Moreover, the author argues that, while the Supreme Allied Commander Europe (SACEUR) may be a high-ranking and respected US officer, it is the President of the United States who ultimately has the say on fundamental military issues. At the same time, he also offers persuasive examples of how Washington was “using” SACEUR to advance its NATO policy or work around the Alliance altogether – as in the case of the initial “Live Oak” military planning for the defence of West Berlin. In Sayle’s account, General Dwight D. Eisenhower, NATO’s first SACEUR and later President of the United States, emerges as a towering figure. A true believer in multinationality as well as in military integration, “Ike” regarded NATO as an indispensable framework for transatlantic security cooperation. Unfortunately, due to the book’s focus on the earlier days of the Alliance, the reader cannot benefit from similar observations on other, more contemporary personalities.

Although the book grew out of Sayle’s dissertation, it does not suffer from boring chapters on political theories or research methodology. Nor is the author overwhelmed by his sources. While he has ploughed through an impressive number of documents, he remains in firm control of the material. Indeed, one of book’s strengths is the elegance with which Sayle integrates hundreds of interesting quotes into his narrative, without sacrificing the flow of his prose. Even when retelling episodes of NATO’s history that have been well covered by others – such as, for example, the rise and fall of the ill-fated Multilateral Nuclear Force in the 1960s – Sayle’s narrative manages to breathe new life into them.

Only on very few occasions does the author miss the mark. For example, he argues that the 1986 US-Soviet Summit in Reykjavik essentially reflected the changed attitudes of both Reagan and Gorbachev vis-à-vis nuclear weapons. But this omits at least Gorbachev’s main rationale for offering nuclear abolition: Moscow needed to stop Washington’s “Strategic Defense Initiative” (SDI) and was willing to pay almost any price to achieve this goal. Indeed, although SDI remained a major challenge to the Soviet Union (and to NATO) throughout the 1980s, it does not figure in Sayle’s book. A second edition should address such omissions – and would also benefit from having an index.

For those who believe that the Alliance is currently going through a particularly difficult time, “Enduring Alliance” is a healthy reminder that ironing out major disagreements between Allies has been NATO’s modus operandi since its inception. Whether it was European fears in the early 1960s that the United States “had outgrown NATO” or, a few years later, Washington’s fears that the Europeans might strike separate deals with Moscow, Sayle shows that the Alliance was a permanent bargaining process.
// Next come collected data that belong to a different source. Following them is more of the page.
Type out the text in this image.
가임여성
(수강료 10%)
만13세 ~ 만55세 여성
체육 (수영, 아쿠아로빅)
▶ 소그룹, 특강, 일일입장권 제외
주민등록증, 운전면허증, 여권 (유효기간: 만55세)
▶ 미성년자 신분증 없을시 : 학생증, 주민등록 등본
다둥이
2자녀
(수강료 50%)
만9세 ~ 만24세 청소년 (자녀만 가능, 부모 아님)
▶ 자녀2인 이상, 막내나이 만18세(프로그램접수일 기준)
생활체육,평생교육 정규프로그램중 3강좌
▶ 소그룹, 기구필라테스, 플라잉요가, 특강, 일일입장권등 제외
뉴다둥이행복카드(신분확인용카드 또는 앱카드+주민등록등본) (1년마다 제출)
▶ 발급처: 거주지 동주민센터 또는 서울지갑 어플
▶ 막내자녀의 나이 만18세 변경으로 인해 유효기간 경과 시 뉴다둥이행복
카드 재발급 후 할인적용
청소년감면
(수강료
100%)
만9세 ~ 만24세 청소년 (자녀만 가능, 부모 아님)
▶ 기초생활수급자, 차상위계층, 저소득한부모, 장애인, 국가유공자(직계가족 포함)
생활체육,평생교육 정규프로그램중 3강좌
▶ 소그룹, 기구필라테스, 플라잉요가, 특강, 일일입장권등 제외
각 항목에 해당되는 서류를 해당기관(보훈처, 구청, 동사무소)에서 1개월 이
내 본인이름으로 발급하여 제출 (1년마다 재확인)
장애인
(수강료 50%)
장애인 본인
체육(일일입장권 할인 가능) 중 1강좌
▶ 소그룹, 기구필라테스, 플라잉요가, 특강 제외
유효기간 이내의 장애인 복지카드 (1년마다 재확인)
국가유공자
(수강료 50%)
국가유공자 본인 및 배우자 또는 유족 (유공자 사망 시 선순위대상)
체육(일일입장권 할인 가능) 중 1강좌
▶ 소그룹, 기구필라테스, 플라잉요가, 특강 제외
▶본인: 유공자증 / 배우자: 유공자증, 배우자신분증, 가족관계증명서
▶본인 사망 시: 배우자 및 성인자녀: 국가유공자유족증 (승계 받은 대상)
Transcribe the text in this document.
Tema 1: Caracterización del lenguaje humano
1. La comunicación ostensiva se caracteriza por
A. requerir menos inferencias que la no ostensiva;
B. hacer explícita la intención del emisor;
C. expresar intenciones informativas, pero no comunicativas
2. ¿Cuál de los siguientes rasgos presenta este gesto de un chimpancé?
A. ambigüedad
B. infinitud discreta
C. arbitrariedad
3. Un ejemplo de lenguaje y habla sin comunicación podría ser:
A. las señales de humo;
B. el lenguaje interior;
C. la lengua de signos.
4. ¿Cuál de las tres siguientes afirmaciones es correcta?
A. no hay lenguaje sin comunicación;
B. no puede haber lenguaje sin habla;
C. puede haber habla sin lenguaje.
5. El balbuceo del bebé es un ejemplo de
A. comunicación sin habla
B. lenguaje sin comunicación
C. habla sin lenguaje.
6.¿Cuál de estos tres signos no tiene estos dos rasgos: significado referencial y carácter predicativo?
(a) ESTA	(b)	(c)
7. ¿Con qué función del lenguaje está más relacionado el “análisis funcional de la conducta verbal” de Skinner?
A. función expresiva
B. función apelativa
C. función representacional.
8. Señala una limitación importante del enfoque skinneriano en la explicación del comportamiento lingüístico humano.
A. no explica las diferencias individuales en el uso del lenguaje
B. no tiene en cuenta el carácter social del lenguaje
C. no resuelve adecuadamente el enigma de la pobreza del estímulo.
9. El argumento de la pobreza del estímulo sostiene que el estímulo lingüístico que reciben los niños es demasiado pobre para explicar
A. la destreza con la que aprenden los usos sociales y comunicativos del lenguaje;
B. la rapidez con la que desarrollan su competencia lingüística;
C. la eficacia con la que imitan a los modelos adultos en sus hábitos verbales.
However, at the end of the day, the logic prevailed that it was better to live with NATO than without it.

Among the recent books on NATO, “Enduring Alliance” stands out as one of the best. It is not a NATO handbook, however. The author does not dwell on organisational structures but on politics. NATO – the large international organisation – is only the backdrop for a fascinating tale about multilateral politics: on the one hand, it is about seeking the lowest common denominator among diverging national interests; on the other, it is about shaping the strategic environment together. In explaining how the Allies kept on going despite sometimes serious disagreements, Sayle sends a reassuring message: an Atlantic Commonwealth does indeed exist.